Fausto
Bordalo Dias grava, em 1977, "Madrugada dos Trapeiros" (Orfeu), um
dos discos fundadores da música popular portuguesa e que, embora com algumas
particularidades decorrentes do momento histórico, aborda temáticas que hoje,
decorridos trinta anos, são preocupantemente actuais: desigualdades sociais,
desemprego, condições de trabalho lesivas da dignidade humana, redução da
mulher a mercadoria sexual, questões ambientais, etc. «Tendo como ponto básico
de partida a música tradicional e a criação de raiz urbana, no seio da qual
ganha alento novo a tendência para a fusão de elementos vários provenientes de
influências diversas» (cit. Mário Correia), o trabalho surge também como
reacção à invasão avassaladora e uniformizadora da música anglo-americana (mais
propriamente do pop-rock): «Sempre me opus e resisti à tirania do rock e do pop
em Portugal pelo que isso representa de normalização da música» (cit.
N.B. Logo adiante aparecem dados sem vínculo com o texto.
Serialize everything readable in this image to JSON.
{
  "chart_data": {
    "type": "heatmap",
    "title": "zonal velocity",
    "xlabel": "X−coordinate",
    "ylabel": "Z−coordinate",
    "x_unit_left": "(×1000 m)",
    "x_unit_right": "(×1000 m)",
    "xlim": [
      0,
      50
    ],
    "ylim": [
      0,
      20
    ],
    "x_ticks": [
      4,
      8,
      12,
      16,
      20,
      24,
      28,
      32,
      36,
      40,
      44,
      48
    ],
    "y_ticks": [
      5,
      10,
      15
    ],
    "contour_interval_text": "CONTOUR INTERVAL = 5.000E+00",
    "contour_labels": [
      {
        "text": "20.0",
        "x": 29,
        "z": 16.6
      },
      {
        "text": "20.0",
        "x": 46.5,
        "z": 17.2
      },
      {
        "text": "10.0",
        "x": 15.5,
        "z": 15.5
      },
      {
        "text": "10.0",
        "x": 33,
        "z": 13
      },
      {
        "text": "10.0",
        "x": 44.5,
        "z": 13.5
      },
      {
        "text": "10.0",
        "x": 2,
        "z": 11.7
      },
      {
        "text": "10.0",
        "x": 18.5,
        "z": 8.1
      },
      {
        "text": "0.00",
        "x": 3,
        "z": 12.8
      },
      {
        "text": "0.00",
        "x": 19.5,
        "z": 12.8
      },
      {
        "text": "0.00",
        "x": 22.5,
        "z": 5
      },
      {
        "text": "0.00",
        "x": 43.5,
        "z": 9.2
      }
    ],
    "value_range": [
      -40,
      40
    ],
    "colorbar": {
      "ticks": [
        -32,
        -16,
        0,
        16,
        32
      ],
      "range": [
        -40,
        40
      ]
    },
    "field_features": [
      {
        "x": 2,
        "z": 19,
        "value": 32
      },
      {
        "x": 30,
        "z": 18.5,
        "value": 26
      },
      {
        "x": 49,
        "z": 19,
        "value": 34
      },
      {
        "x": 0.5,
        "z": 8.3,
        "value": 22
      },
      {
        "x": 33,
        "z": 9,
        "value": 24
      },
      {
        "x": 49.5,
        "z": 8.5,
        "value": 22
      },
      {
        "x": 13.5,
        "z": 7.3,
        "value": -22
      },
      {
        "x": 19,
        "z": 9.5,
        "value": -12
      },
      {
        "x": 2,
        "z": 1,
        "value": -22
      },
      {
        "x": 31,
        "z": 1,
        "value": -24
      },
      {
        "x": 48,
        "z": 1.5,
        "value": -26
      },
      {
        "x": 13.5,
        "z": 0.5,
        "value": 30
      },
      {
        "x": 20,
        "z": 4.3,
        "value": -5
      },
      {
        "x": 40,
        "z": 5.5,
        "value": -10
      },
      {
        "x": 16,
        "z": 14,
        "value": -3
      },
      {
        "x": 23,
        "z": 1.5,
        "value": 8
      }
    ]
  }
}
Fausto).
Infelizmente, o problema ainda está por resolver e muitos têm sido os danos
causados à nossa música de maior valia e autenticidade, perante a indiferença
olímpica dos poderes político-culturais.
A execução
instrumental é assegurada por Fausto (guitarra acústica), Guilherme Scarpa
(bateria), Hélder Reis (acordeão), Mestre Paulinho das Garotas (violinha), Rui
Monteiro (adufes, bombos, caixa de guerra e ferrinhos) e Rão Kyao (saxofone e
flauta), contando-se também a participação vocal de Aristides, Fernando
Laranjeira, Sabine e Sérgio Godinho, para canções com letra e música de Fausto
("Atrás dos Tempos Outros Tempos Vêm", "Se Tu Fores Ver o Mar
(Rosalinda)", "Uns Vão Bem e Outros Mal", "O
Varredor", "Cantiga do Desemprego", "Mariana das Sete
Saias" e "Um Canto para Letrado"), com letra de Leonel Santos e
música de Fausto ("As Comissões") e com música de Fausto e António
Pedro Braga sobre poema de Reinaldo Ferreira ("Rosie").
Parafraseando
Viriato Teles, «"Madrugada dos Trapeiros" é, ainda, um disco com uma
profunda carga política, mas onde é já possível vislumbrar as novas
preocupações estéticas do seu autor, nomeadamente através da utilização
sistemática de elementos tradicionais – o embrião, afinal, daquilo que virá a
ser conhecido como Música Popular Portuguesa. O disco inclui aquele que
permanece como um dos maiores êxitos do músico: "Rosalinda", um
belíssimo manifesto ecológico [contra a central nuclear que pretendiam
construir em Ferrel, Peniche], que foi, inclusivamente regravado em Espanha por
Luis Pastor». Destaque ainda para a belíssima e alga esquecida "Mariana
das Sete Saias", canção que versa o problema social da prostituição,
assunto que Carlos Mendes também cantou na altura ("Amélia dos Olhos
Doces") e que Vitorino retomará, quinze anos mais tarde, no álbum "Eu
Que Me Comovo Por Tudo e por Nada" (EMI-VC, 1992).